L’histoire commune de la Finlande et de la Suède et leurs structures administratives similaires jettent les bases d’un projet finno-suédois commun portant sur la prise de décision automatisée dans l’administration publique.
Le projet ADM-Gov (The Automated Administration: Governance of ADM in the Public Sector) cherche à déterminer comment la prise de décision publique automatisée peut être mise en œuvre sans compromettre la bonne administration publique ou les droits fondamentaux des citoyens et la confiance dans les institutions publiques. Le projet implique également des comparaisons entre la Finlande et la Suède, par exemple sur les tensions provoquées par la future réglementation européenne sur l’IA dans les deux pays.

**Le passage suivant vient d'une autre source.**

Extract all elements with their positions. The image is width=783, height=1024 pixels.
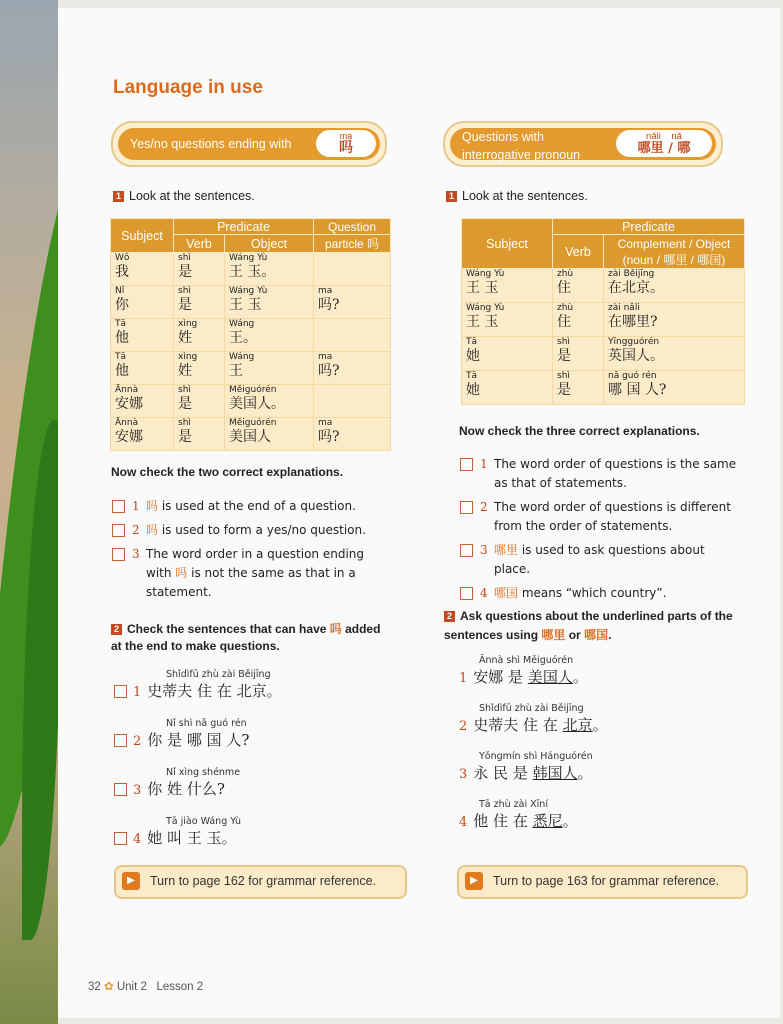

Les pays voisins se prêtent parfaitement aux comparaisons : s’ils ont résolu beaucoup de problèmes de la même manière, ils présentent également des différences.

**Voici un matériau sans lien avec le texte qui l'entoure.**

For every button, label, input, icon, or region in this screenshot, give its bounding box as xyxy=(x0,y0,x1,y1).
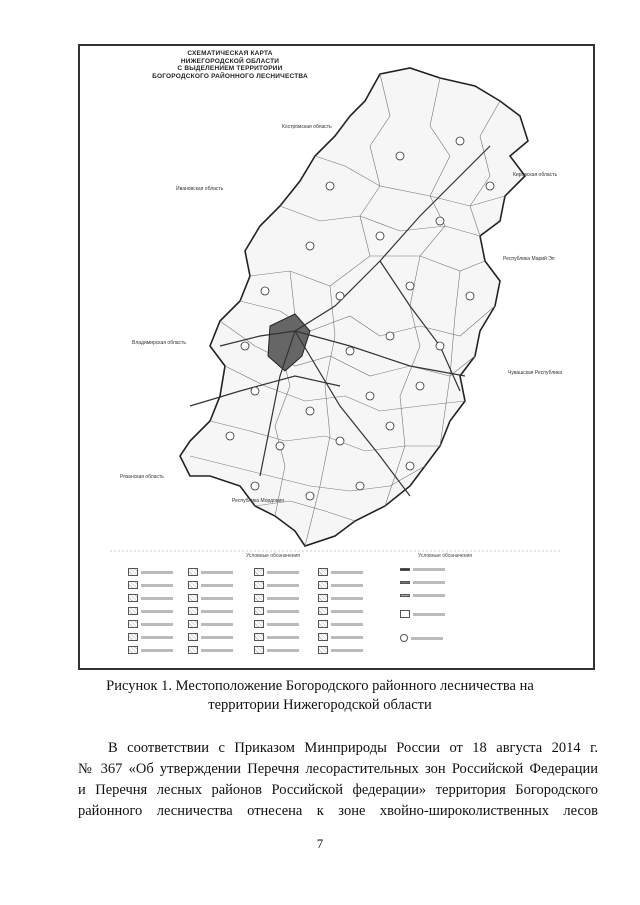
map-title-line: СХЕМАТИЧЕСКАЯ КАРТА xyxy=(187,50,273,57)
legend-item xyxy=(254,646,299,654)
legend-label xyxy=(201,571,233,574)
legend-swatch xyxy=(254,620,264,628)
legend-swatch xyxy=(128,568,138,576)
legend-label xyxy=(201,610,233,613)
legend-swatch xyxy=(254,646,264,654)
legend-item xyxy=(188,646,233,654)
legend-swatch xyxy=(128,620,138,628)
caption-line: Рисунок 1. Местоположение Богородского районного лесничества на xyxy=(106,678,534,694)
legend-item xyxy=(254,581,299,589)
legend-label xyxy=(413,594,445,597)
map-title-line: НИЖЕГОРОДСКОЙ ОБЛАСТИ xyxy=(180,57,280,65)
legend-label xyxy=(141,571,173,574)
legend-label xyxy=(141,636,173,639)
legend-label xyxy=(413,581,445,584)
legend-label xyxy=(201,649,233,652)
legend-swatch xyxy=(318,620,328,628)
legend-item xyxy=(188,568,233,576)
legend-label xyxy=(331,636,363,639)
legend-label xyxy=(141,649,173,652)
legend-label xyxy=(267,571,299,574)
region-label-vladimir: Владимирская область xyxy=(132,340,186,346)
legend-swatch xyxy=(254,607,264,615)
legend-item xyxy=(400,610,445,618)
legend-label xyxy=(141,597,173,600)
legend-item xyxy=(400,568,445,571)
legend-label xyxy=(331,649,363,652)
legend-swatch xyxy=(400,568,410,571)
legend-label xyxy=(331,610,363,613)
legend-label xyxy=(267,636,299,639)
legend-item xyxy=(254,568,299,576)
legend-label xyxy=(201,597,233,600)
legend-item xyxy=(188,620,233,628)
map-title-line: С ВЫДЕЛЕНИЕМ ТЕРРИТОРИИ xyxy=(177,65,283,72)
legend-item xyxy=(400,581,445,584)
legend-swatch xyxy=(188,633,198,641)
legend-label xyxy=(201,584,233,587)
legend-swatch xyxy=(128,607,138,615)
legend-title-left: Условные обозначения xyxy=(246,553,301,559)
legend-item xyxy=(188,633,233,641)
paragraph-line: В соответствии с Приказом Минприроды России от 18 августа 2014 г. xyxy=(108,740,598,756)
legend-label xyxy=(411,637,443,640)
caption-line: территории Нижегородской области xyxy=(208,697,432,713)
legend-swatch xyxy=(128,594,138,602)
legend-swatch xyxy=(188,620,198,628)
legend-label xyxy=(267,597,299,600)
legend-item xyxy=(128,607,173,615)
legend-swatch xyxy=(254,594,264,602)
legend-swatch xyxy=(128,633,138,641)
legend-item xyxy=(400,634,443,642)
legend-item xyxy=(254,607,299,615)
legend-swatch xyxy=(128,646,138,654)
legend-swatch xyxy=(254,568,264,576)
legend-label xyxy=(267,584,299,587)
region-label-mordovia: Республика Мордовия xyxy=(232,498,284,504)
legend-item xyxy=(318,646,363,654)
legend-item xyxy=(128,594,173,602)
region-label-ivanovo: Ивановская область xyxy=(176,186,224,192)
legend-swatch xyxy=(318,594,328,602)
legend-label xyxy=(413,568,445,571)
legend-label xyxy=(331,584,363,587)
legend-label xyxy=(267,610,299,613)
region-label-kostroma: Костромская область xyxy=(282,124,332,130)
legend-label xyxy=(201,636,233,639)
legend-item xyxy=(254,633,299,641)
legend-label xyxy=(267,623,299,626)
legend-label xyxy=(141,584,173,587)
legend-item xyxy=(128,568,173,576)
region-label-kirov: Кировская область xyxy=(513,172,558,178)
legend-swatch xyxy=(188,607,198,615)
legend-item xyxy=(128,646,173,654)
legend-label xyxy=(141,610,173,613)
legend-swatch xyxy=(188,646,198,654)
legend-item xyxy=(318,633,363,641)
legend-item xyxy=(254,620,299,628)
legend-swatch xyxy=(400,634,408,642)
legend-swatch xyxy=(188,594,198,602)
legend-swatch xyxy=(254,581,264,589)
paragraph-line: районного лесничества отнесена к зоне хвойно-широколиственных лесов xyxy=(78,803,598,819)
legend-swatch xyxy=(128,581,138,589)
legend-swatch xyxy=(400,610,410,618)
legend-item xyxy=(188,607,233,615)
legend-item xyxy=(318,607,363,615)
legend-swatch xyxy=(188,568,198,576)
region-label-ryazan: Рязанская область xyxy=(120,474,164,480)
legend-item xyxy=(128,581,173,589)
legend-item xyxy=(188,594,233,602)
legend-item xyxy=(254,594,299,602)
map-title-line: БОГОРОДСКОГО РАЙОННОГО ЛЕСНИЧЕСТВА xyxy=(152,72,308,80)
legend-label xyxy=(201,623,233,626)
legend-label xyxy=(331,597,363,600)
region-label-mari-el: Республика Марий Эл xyxy=(503,256,555,262)
map-title xyxy=(120,50,340,80)
legend-item xyxy=(318,620,363,628)
paragraph-line: № 367 «Об утверждении Перечня лесорастительных зон Российской Федерации xyxy=(78,761,598,777)
legend-label xyxy=(331,571,363,574)
legend-swatch xyxy=(400,594,410,597)
legend-item xyxy=(128,633,173,641)
legend-swatch xyxy=(318,646,328,654)
page-number: 7 xyxy=(316,836,324,851)
legend-swatch xyxy=(318,607,328,615)
legend-swatch xyxy=(254,633,264,641)
legend-swatch xyxy=(400,581,410,584)
legend-item xyxy=(400,594,445,597)
region-label-chuvash: Чувашская Республика xyxy=(508,370,562,376)
oblast-outline xyxy=(180,68,528,546)
legend-label xyxy=(267,649,299,652)
figure-caption xyxy=(60,677,580,715)
legend-item xyxy=(318,568,363,576)
legend-item xyxy=(128,620,173,628)
legend-item xyxy=(188,581,233,589)
legend-swatch xyxy=(318,581,328,589)
legend-title-right: Условные обозначения xyxy=(418,553,473,559)
paragraph-line: и Перечня лесных районов Российской федерации» территория Богородского xyxy=(78,782,598,798)
legend-swatch xyxy=(318,568,328,576)
legend-item xyxy=(318,594,363,602)
legend-label xyxy=(331,623,363,626)
legend-label xyxy=(141,623,173,626)
legend-swatch xyxy=(188,581,198,589)
legend-swatch xyxy=(318,633,328,641)
legend-label xyxy=(413,613,445,616)
legend-item xyxy=(318,581,363,589)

En Suède, la prise de décision automatisée a été rendue possible dans l’administration publique en ajoutant simplement une disposition à la loi sur la procédure administrative stipulant que les décisions peuvent être prises automatiquement. La réforme parallèle intervenue en Finlande était beaucoup plus vaste et comprenait plusieurs nouveaux articles dans les lois. L’approche suédoise s’est rapidement révélée trop simpliste et avait besoin d’être réparée. Dans le cadre du projet, les chercheurs espèrent trouver des réponses simples sur la manière dont les autorités ont adopté la nouvelle législation finlandaise dans la pratique.
Une nouvelle branche de recherche : la recherche sur les interfaces utilisateur juridiques
Lorsque les étudiants ont besoin d’aide pour demander une aide financière aux étudiants, ils ne se dirigent plus vers le bureau Kela le plus proche mais vers le site Internet de Kela. Notre administration publique est passée au numérique, ce qui signifie que les gens n’interagissent plus avec un agent public mais avec une interface utilisateur technique.
Les interfaces utilisateur sont devenues un élément clé de notre vie quotidienne et pratiquement une nécessité. L’interface utilisateur est la partie du système d’information visible par l’utilisateur. Il peut s’agir d’un chatbot, d’un portail en ligne ou de toute solution informatique que les citoyens utilisent pour gérer leurs affaires avec l’administration publique.
Puisque les interfaces utilisateur sont conçues par des personnes, elles ne peuvent pas être neutres. Les solutions de conception efficaces offrent aux utilisateurs des informations sur leurs droits et obligations et fournissent un canal fonctionnel que les citoyens peuvent utiliser pour soumettre leurs affaires au traitement par les autorités. Des solutions techniques plus faibles peuvent violer la loi et la bonne gouvernance.
« Nous pensons que les interfaces utilisateur et leur conception doivent également être discutées en tant que phénomènes juridiques car elles ont un impact direct sur la manière dont les gens exercent leurs droits. Nous souhaitons savoir quelles hypothèses sur les utilisateurs, tant les citoyens que les autorités, sont formulées dans les rapports d’utilisation. interfaces et quelles actions elles demandent aux gens d’entreprendre pour contacter les autorités », explique Koulu, décrivant les bases de leurs recherches.
Koulu dirige le projet de recherche DARE (Digital Administration Redesigned for Everyone), qui explore l’interaction entre la conception technologique et le droit. Le projet applique des méthodes issues de domaines variés : sciences juridiques, sciences sociales et informatique.
Le projet de recherche vise entre autres à déterminer dans quelle mesure les interfaces utilisateur techniques utilisées par les autorités sont réellement conformes à la loi. Le projet cherche également à créer les bases d’une nouvelle branche de recherche : la recherche sur les interfaces utilisateur juridiques.